Se il consumatore non è mai nominato nella nostra Carta costituzionale è per il fatto che nel 1947 questi non era ancora un soggetto cui gli ordinamenti continentali riconoscevano un’autonoma considerazione. Eppure Adam Smith, da più parti considerato il padre della moderna scienza economica, aveva già dichiarato nel lontano 1776, nella sua «Indagine sulla natura e le cause della ricchezza delle nazioni» (comunemente conosciuta come «La ricchezza delle nazioni»), che «il consumo è l’unico fine e l’unico proposito della produzione. E gli interessi del produttore debbono essere tenuti in conto, solo nella misura in cui servono a promuovere quelli del consumatore». Dunque, già quasi tre secoli fa c’era chi - come il filosofo ed economista scozzese - aveva intuito la centralità del consumatore nel mercato, pur senza un adeguato seguito nel vedergli riconosciuta la considerazione che gli spetta.

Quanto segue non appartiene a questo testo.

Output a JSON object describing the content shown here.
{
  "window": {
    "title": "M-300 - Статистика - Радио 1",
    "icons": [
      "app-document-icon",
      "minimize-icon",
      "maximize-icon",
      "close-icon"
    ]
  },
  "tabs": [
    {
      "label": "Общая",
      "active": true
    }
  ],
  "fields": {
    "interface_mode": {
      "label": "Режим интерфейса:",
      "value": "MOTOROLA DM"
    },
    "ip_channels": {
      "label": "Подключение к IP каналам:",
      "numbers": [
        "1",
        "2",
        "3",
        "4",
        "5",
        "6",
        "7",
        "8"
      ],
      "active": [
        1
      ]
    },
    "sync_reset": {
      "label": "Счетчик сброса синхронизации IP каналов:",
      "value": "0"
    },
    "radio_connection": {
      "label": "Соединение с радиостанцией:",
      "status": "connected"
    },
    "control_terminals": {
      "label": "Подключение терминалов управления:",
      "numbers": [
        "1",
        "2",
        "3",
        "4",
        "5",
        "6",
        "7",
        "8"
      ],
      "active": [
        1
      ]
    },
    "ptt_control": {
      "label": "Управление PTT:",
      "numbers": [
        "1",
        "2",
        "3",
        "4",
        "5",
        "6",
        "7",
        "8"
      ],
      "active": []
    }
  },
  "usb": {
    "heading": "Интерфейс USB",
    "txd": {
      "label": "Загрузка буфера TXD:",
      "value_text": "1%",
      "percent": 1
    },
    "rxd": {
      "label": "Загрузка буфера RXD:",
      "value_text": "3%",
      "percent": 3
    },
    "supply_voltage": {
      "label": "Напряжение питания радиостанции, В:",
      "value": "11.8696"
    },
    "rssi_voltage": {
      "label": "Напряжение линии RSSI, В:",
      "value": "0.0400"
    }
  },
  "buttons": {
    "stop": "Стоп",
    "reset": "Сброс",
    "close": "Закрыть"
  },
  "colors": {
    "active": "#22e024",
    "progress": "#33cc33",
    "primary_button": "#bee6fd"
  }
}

Del resto neppure i Trattati di Roma firmati nel 1957 (che diedero vita alla CEE, Comunità Economica Europea) pur citandolo incidentalmente, dedicavano al consumatore l’attenzione che oggi gli è invece riconosciuta nella moderna Unione Europea. Ma questa evoluzione deve indicare che è davvero giunto il momento di riformulare anche l’art. 41 della Costituzione italiana nella prospettiva di un espresso riconoscimento della figura del consumatore quale titolare dei diritti fondamentali che già gli sono riconosciuti dall’art. 2, comma 2, del Codice del consumo italiano (decreto legislativo n. 205 del 2006).
La nostra Unione Nazionale Consumatori ha già presentato questa formale proposta di modifica al Capo dello Stato, ai presidenti della Camera e del Senato della Repubblica, al presidente del Consiglio dei ministri, e intende raccogliere intorno a questa richiesta la più ampia mobilitazione possibile di giuristi, di economisti, di tutti gli operatori presenti oggi sul mercato, dei colleghi delle altre organizzazioni dei consumatori e, soprattutto, della gente comune.
Sono proprio loro, i cittadini-consumatori, l’anello debole di un mercato troppo spesso assoggettato allo strapotere delle lobbies imprenditoriali: ogni volta che uno spot racconta della centralità del consumatore, celebra una realtà patinata che non esiste nella quotidianità del supermercato, in banca, nelle offerte delle compagnie telefoniche. Ogni volta che qualcuno inneggia al consumatore se ne fa beffe, sapendolo vittima di quella asimmetria economico-informativa che lo vede soccombere di fronte alla sua controparte professionale, vittima di una vera e propria «segregazione di consumo».